Intanto sono una mamma, e questo mi ha cambiata moltissimo, non perché penso che la maternità sia la realizzazione di una donna, ma perché penso che sia una di quelle esperienze che mi hanno fatto proprio sentire i piedi per terra. Ridimensiono i miei problemi, le paure, mi confronto con un'altra creatura che ha bisogno di me e io ci devo essere, ed è bello esserci, anche quando mi fa arrabbiare. Mi confronto con le parti più in ombra perché c'è qualcuno che mi guarda e me le fa vedere.
Dal '96 sono passati 18 anni. A 18 anni si prende la patente, si esce di casa, si firmano le giustificazioni, sono successe talmente tante cose! Molti amici e compagni sono ancora con me, quotidianamente con me portano avanti questo sogno del Teatro Ringhiera, altri si sono allontanati o non ci sono più e ci mancano da impazzire. La paura di andare in scena non è passata, anzi, forse la consapevolezza l'ha aumentata, ma sento che si è allargato il mio sguardo, prima ero solo concentrata su di me e sui miei problemi, ora riesco a metterli un po' più da parte. Certo, sono un'attrice, per cui ho un ego spropositato ma in questi anni ho allenato il mio occhio e il mio cuore a leggere altri mondi, diversi dal mio. Può sembrare una banalità, ma per me è stato il cambiamento più forte. Il lavoro di gruppo in tutti questi anni ha favorito sicuramente un'apertura di sguardo, ma anche l'autoironia ha aiutato. Non sempre riesco ad averla, ma quando ci riesco mi sento che fa un gran bene! Un altro grande cambiamento per me è che ho smesso di fumare! Per un tossicodipendente smettere è un salto mortale.
Lo strumento dell'attore è se stesso. Io per migliorare ho bisogno di prendermi cura del mio strumento, sotto tanti punti di vista, fisico, intellettuale, spirituale, coltivando la curiosità umana di incontrare e conoscere realtà e mondi diversi dai miei.

Quale è il tuo prossimo progetto lavorativo?
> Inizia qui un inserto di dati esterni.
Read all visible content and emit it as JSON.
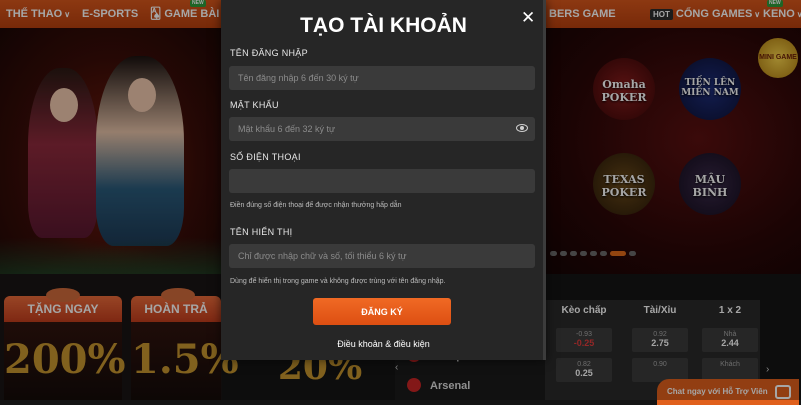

Con la mia compagnia faremo uno spettacolo con la regia di Serena Sinigaglia che si chiama Alla mia età mi nascondo ancora per fumare di Rayana, pseudonimo di una drammaturga franco- algerina, perseguitata per idee politiche e trasferitasi dall'Algeria a Parigi. Un testo dove ci sono otto donne in un hammam, molto divertente ma anche tragico, che fa riflettere.
In autunno lavorerò con Giampiero Rappa e Filippo Dini al testo di Rappa Il coraggio di Adele che andrà in scena a Milano al Franco Parenti. Sono molto felice di questo incontro, con Filippo ho avuto modo di lavorare per un breve periodo, ma mi sono trovata benissimo, con Giampiero non ho mai lavorato ma lo stimo moltissimo.
Il prossimo anno lavorerò ancora con Veronica Cruciani, regista romana con la quale ho già lavorato in due spettacoli e con la quale mi trovo in sintonia. Viviamo in due realtà differenti ma abbiamo molte cose in comune e ci sentiamo vicine nel modo di vivere il teatro. Se tutto va bene abbiamo in programma uno spettacolo con Maria Paiato, una grandissima attrice che stimo infinitamente.